Sindir Anies Baswedan, Arief Poyuono: Jangan Gayanya Saja PSBB, Faktanya ya Masih Juga Longar Kok
Di balik drama panggung politik, Jakarta memang membutuhkan penerapan PSBB yang efektif jika dilihat dari indikator epidemiologi. Tapi pascapenerapannya publik akan menagih janji pemerintah DKI Jakarta dari out put yang dibuat.
Karena pemulihan ekonomi merupakan solusi bukan sekadar berharap dari uluran Pemerintah Pusat. Aturan PSBB yang diterapkan dan durasi yang ditetapkan selama dua minggu jelas tidak cukup memadai untuk melandaikan kurva.
Apalagi dari angka-angka yang muncul, Jakarta saat ini memiliki 12 ribu kasus aktif, persentase kasus positif (positivity rate) sebesar 15 persen pada sepekan terakhir, dan 17 persen dari total kasus kematian di ibu kota terjadi pada September.
Sementara itu, tempat tidur di ruang isolasi di Jakarta telah terisi 78 persen dan ruang ICU terisi 85 persen pada sepekan terakhir, meski pun Pemerintah Pusat telah menjamin ketersediaan itu.

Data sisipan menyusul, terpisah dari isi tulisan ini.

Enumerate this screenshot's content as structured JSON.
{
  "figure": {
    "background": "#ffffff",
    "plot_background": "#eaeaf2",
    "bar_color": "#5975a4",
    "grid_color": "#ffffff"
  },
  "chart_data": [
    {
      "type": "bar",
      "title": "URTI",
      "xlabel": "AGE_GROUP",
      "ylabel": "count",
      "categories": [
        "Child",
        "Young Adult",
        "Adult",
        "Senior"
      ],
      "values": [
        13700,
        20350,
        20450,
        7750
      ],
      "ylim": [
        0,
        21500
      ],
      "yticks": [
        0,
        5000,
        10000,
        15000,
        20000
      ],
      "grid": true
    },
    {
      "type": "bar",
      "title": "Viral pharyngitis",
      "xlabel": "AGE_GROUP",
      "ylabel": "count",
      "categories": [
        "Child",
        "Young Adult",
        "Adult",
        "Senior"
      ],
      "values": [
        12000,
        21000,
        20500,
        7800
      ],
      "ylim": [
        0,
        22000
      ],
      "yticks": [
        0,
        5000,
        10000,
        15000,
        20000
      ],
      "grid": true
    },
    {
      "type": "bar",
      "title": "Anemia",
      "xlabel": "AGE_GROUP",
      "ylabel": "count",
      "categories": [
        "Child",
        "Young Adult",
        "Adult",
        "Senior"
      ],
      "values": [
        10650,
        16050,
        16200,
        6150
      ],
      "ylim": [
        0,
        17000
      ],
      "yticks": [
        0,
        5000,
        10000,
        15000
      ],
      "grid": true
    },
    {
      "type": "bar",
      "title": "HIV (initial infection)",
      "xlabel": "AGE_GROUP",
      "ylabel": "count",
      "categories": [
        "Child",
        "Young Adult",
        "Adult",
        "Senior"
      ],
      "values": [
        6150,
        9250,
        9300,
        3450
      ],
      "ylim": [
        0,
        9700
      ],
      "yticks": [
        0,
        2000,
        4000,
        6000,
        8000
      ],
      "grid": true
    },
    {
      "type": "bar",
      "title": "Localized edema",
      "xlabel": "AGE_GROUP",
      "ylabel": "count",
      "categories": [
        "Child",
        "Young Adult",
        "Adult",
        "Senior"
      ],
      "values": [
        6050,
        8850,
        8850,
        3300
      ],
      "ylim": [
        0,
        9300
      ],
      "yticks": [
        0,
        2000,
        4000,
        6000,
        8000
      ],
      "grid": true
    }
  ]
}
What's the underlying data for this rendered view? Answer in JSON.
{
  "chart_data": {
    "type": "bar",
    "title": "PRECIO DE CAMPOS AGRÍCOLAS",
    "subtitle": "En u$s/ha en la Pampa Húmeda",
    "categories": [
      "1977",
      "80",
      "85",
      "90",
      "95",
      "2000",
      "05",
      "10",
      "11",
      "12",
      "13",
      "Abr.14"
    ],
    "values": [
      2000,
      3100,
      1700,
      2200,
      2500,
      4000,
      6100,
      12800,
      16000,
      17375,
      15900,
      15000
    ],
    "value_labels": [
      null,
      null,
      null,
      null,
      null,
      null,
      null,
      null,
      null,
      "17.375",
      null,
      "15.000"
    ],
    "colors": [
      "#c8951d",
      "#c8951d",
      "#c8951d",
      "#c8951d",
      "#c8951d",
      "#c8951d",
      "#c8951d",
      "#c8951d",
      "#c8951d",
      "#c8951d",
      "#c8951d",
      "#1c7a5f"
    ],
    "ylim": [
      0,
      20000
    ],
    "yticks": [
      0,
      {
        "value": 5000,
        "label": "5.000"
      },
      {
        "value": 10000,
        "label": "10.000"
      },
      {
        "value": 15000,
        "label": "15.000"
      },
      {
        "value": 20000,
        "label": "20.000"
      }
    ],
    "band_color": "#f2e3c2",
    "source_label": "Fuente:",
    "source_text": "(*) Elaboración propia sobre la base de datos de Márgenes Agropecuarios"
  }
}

”Boleh saja itu dijadikan indikator-indikator atau argumen untuk kembali menerapkan PSBB yang disuarakan. Tapi apa dampak baiknya untuk mayoritas warga Jakarta. Penambahan subsidikah, ada jaminan kesehatankah. Kekuatan apa yang membuat rakyat DKI percaya dengan skema ini,” terang Wakil Ketua Umum DPP Partai Gerindra Arief Poyuono, kepada Fajar Indonesia Network (FIN), Selasa (15/8).
Arief menyarankan, PSBB dilakukan dengan kelonggaran sisi ekonomi dan kebijakan yang mengedepankan analogi. Termasuk target dan sasaran yang jelas. Pasalnya, denyut nadi pertumbuhan Jakarta tidak lepas dari arus barang, pendatang dan roda ekonomi masyarakatnya Ibu Kota itu sendiri.
”Skema pengetatan ya boleh-boleh saja. Tapi ya harus benar-benar diterapkan, dan targetnya jelas. Jangan gayanya saja PSBB. Faktanya ya masih juga longar kok. Maka, narasi yang dibangung itu harus mencerdaskan dan menenangkan masyarakan. Ini kepentingan psikologi dan iklim usaha. Sejak awal saya sudah bilang, jangan menebar ancaman,” jelas Arief lewat sambungan teleponnya.
Jakarta telah menjadi episentrum penyebaran wabah Virus Corona terbesar di Indonesia. Tak ada napas bagi tenaga kesehatan. Kondisi ini kontradiktif dengan Wuhan, Provinsi Hubei tempat lahirnya virus mematikan itu.
”Coba apa yang terjadi di Wuhan. Dalam kurun tiga bulan angkanya menurun drastis. Padahal Wuhan merupakan sumber dari segala sumber Covid. Penerapannya bukan lagi PSBB, tapi lockdown, hasilnya jelas. Sementara Jakarta, sejak awal masuknya pandemi, hingga kini, angka statistik tak pernah melorot justru membumbung tinggi. Lalu siapa yang disalahkan? Pemerintah Pusat lagi?” tandas Arief dengan nada lantang.
Selain terancam kolaps, jumlah dokter dan tenaga medis di yang mayoritas di Jakarta wafat. Total saat ini terus berkurang setelah 115 dokter meninggal hingga Selasa (15/9).
”Dan mayoritas dokter atau tim medis itu yang wafat berada di Jakarta. Sekali lagi saya menyarankan, jalankanlah kebijakan itu sungguh-sungguh. Yakinlah hasilnya akan terlihat,” tutup Arief.
Terpisah, Juru bicara Ikatan Dokter Indonesia (IDI) Halik Malik menuturkan ada satu hingga dua dokter yang meninggal akibat Covid-19 dalam sebulan terakhir.
Situasi ini jelas mengakibatkan beban fasilitas kesehatan bertambah berat di tengah berkurangnya jumlah tenaga medis dan meningkatnya jumlah kasus. ”Ya jelas mas, akibatnya sebagian dokter terpaksa bekerja overload dan overtime, kelelahan di tengah minimnya perlindungan,” jelas Halik.
Indonesia sendiri merupakan negara dengan rasio dokter terendah kedua di Asia Tenggara, yakni 0,4 dokter per 1.000 penduduk berdasarkan data Bank Dunia pada 2018. Kehilangan 115 dokter sama dengan hilangnya akses 287.500 penduduk terhadap dokter.